SURABAYAPAGI.COM, Gresik - Sudah jatuh tertimpa tangga, adalah ungkapan yang pas untuk menggambarkan apa yang dialami Hendrik Cahya Wiradih (29). Tidak hanya gagal menikmati hasil pencurian dan masuk bui, warga asal Sidotopo Kenjeran Surabaya itu juga dihajar massa. Bahkan motor pelaku juga dibakar massa yang geram akan aksinya.

Hendrik sapaan akrabnya kepergok warga usai membobol rumah Evi Retno Sari warga asal  Menganti, Gresik.

Kasus pembobolan rumah ini bermula, tersangka memasuki rumah korban (Evi) tanpa izin meski dalam keadaan kosong karena ditinggal kerja. Kejadian itu sendiri terjadi pada Senin (5/4) pagi sekitar pukul 07.00 WIB saat korban tengan berangkat kerja.

Pelaku kepergok oleh korban di siang hari. Saat itu, korban melihat pintu rumah terbuka sedikit dan ada seorang laki-laki sendirian keluar dari rumahnya.

Sewaktu ditegur, pelaku malah melarikan diri kemudian korban berteriak meminta tolong. Pelaku yang panik akhirnya meninggalkan motor Honda Beat L 3943 AJ miliknya di depan rumah korban.

Apes pelarian tak berlangsung lama, teriakan korban memancing warga sekitar dan berhasil mengamankan pelaku.

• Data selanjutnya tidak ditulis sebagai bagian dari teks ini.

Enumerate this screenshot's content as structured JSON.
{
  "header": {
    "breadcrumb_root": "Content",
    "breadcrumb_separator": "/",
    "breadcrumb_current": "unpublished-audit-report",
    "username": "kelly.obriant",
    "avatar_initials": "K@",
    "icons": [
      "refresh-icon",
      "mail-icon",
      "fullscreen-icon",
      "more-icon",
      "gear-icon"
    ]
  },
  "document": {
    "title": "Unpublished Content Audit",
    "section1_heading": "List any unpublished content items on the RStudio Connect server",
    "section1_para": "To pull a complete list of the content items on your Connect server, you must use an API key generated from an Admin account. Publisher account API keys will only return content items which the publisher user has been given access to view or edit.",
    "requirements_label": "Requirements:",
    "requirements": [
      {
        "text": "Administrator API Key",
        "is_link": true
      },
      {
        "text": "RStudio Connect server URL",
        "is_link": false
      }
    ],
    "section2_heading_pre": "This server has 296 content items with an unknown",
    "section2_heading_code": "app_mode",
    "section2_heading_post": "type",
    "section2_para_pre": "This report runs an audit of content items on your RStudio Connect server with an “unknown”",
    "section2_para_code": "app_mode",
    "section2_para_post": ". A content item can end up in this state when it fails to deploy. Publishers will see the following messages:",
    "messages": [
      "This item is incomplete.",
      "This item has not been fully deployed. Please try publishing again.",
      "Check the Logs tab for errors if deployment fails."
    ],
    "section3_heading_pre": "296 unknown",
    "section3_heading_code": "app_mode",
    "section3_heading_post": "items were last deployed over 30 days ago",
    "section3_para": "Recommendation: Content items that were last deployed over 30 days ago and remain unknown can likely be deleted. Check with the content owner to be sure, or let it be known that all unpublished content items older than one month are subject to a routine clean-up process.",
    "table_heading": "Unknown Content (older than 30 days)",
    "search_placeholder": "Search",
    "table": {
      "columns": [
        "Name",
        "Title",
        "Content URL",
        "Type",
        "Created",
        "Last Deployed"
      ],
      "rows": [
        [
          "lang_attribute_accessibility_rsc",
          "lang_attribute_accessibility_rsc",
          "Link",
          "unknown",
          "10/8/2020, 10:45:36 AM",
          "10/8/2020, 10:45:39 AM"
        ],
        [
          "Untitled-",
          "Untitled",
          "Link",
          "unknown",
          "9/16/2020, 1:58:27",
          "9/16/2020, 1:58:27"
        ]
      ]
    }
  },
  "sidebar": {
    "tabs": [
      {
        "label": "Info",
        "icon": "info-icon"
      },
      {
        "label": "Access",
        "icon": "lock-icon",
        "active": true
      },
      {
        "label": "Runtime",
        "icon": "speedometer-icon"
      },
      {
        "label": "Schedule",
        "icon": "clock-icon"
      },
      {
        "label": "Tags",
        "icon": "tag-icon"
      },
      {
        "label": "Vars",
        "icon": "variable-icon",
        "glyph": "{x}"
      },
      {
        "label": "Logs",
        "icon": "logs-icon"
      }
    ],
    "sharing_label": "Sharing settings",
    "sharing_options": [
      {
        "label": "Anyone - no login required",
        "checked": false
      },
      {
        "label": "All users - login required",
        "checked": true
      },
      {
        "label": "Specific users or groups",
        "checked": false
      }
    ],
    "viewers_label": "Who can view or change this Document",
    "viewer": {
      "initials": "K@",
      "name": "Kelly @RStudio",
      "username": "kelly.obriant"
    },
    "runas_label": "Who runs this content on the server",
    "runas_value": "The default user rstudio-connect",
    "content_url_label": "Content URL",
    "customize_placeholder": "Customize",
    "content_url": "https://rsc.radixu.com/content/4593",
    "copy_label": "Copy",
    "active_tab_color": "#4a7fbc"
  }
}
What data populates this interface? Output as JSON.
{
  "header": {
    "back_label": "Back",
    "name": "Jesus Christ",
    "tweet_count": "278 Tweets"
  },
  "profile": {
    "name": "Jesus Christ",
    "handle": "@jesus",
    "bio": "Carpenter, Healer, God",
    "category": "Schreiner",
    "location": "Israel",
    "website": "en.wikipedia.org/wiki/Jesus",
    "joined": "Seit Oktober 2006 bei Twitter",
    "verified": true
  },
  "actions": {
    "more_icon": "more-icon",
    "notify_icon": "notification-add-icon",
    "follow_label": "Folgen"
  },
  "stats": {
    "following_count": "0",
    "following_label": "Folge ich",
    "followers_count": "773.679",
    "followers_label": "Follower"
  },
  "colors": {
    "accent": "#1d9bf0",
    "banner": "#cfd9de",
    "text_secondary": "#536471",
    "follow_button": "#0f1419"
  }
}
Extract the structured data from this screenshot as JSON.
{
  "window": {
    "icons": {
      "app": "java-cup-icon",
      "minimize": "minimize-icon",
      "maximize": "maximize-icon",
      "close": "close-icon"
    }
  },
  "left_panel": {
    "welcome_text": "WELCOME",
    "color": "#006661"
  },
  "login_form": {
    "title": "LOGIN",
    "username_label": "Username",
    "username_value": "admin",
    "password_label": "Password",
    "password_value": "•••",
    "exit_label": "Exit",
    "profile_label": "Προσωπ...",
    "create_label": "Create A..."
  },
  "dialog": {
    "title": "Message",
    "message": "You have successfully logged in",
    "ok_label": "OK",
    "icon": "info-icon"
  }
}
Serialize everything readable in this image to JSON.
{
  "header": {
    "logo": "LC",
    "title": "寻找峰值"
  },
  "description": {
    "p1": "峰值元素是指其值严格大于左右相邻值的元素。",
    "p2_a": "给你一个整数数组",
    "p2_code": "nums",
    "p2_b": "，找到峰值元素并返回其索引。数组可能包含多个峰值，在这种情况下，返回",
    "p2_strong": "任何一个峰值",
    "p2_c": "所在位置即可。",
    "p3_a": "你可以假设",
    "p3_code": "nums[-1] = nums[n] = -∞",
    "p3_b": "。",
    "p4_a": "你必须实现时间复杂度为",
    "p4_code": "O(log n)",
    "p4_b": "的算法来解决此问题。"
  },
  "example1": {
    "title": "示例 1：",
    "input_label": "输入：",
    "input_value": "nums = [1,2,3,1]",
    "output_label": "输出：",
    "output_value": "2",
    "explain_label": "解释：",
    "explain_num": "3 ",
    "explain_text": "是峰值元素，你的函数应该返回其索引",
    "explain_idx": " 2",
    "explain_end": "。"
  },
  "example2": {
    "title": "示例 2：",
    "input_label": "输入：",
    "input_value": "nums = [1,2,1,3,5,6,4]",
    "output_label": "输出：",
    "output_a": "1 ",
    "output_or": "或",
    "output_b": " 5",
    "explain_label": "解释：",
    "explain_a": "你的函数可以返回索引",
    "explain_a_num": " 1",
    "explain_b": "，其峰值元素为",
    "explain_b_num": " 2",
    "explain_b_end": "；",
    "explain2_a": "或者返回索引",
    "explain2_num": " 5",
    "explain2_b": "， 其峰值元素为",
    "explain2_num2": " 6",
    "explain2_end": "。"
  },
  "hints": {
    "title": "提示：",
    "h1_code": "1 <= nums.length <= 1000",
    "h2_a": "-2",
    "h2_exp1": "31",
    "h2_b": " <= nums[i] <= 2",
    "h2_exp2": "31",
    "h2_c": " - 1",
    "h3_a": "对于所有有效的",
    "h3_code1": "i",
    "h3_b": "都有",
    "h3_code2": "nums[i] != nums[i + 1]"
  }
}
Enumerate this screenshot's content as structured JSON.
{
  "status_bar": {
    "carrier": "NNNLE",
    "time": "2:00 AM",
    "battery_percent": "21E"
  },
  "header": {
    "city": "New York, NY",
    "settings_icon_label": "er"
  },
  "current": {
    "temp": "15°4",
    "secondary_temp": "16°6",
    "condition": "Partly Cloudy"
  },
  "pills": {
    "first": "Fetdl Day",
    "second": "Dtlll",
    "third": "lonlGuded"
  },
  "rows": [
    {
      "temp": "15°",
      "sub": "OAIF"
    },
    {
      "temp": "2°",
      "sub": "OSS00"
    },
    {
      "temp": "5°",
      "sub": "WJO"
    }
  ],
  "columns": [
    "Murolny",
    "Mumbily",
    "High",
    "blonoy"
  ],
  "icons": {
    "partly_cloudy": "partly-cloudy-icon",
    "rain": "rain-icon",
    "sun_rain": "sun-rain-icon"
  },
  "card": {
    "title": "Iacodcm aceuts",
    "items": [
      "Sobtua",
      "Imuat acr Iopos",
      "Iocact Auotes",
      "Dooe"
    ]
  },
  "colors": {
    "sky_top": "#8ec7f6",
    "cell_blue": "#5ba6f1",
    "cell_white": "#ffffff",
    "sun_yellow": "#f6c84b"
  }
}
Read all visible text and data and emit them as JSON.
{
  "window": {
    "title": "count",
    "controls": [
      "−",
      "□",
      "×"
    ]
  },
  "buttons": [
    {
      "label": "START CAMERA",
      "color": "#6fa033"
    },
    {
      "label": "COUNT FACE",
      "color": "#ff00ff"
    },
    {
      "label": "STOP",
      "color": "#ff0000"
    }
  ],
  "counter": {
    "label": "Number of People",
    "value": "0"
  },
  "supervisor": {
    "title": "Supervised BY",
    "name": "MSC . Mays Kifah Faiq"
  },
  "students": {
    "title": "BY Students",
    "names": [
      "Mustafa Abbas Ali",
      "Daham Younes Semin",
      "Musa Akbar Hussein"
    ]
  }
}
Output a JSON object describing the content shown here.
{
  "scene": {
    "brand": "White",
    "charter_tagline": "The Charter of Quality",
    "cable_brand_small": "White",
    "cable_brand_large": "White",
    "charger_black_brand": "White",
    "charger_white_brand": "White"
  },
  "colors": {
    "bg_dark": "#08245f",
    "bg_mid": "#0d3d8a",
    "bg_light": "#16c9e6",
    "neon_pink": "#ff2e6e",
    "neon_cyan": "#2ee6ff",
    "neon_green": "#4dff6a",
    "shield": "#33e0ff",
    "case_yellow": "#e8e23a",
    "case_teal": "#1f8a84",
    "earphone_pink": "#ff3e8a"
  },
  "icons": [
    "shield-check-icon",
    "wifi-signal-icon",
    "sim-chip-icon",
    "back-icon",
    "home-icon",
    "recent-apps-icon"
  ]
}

Warga yang kesal dan emosi langsung membakar motor pelaku. Beruntung luapan emosi warga yang tak terbendung ada patroli anggota Polsek Menganti. Dibantu warga sekitar serta tetangga korban berhasil mengamankan pelaku.

“Pelaku masuk ke rumah korban dengan cara membongkar dan merusak pintu korban dengan cara mendorong dengan tangan sampai engsel pintu rusak kemudian masuk ke rumah korban mengambil uang korban,” ujar Kapolsek Menganti, AKP Tatak Sutisna, Rabu (7/04/2021).

Beberapa barang bukti milik korban seperti tunai sebesar Rp 1.129.000, sebuah tas, dua buah dompet dan satu unit sepeda motor yang tinggal kerangka usai dibakar massa.

“Tersangka kami jerat pencurian dengan pemberatan dalam pasal 363 ayat 1 ke 5 KUHP,” pungkasnya.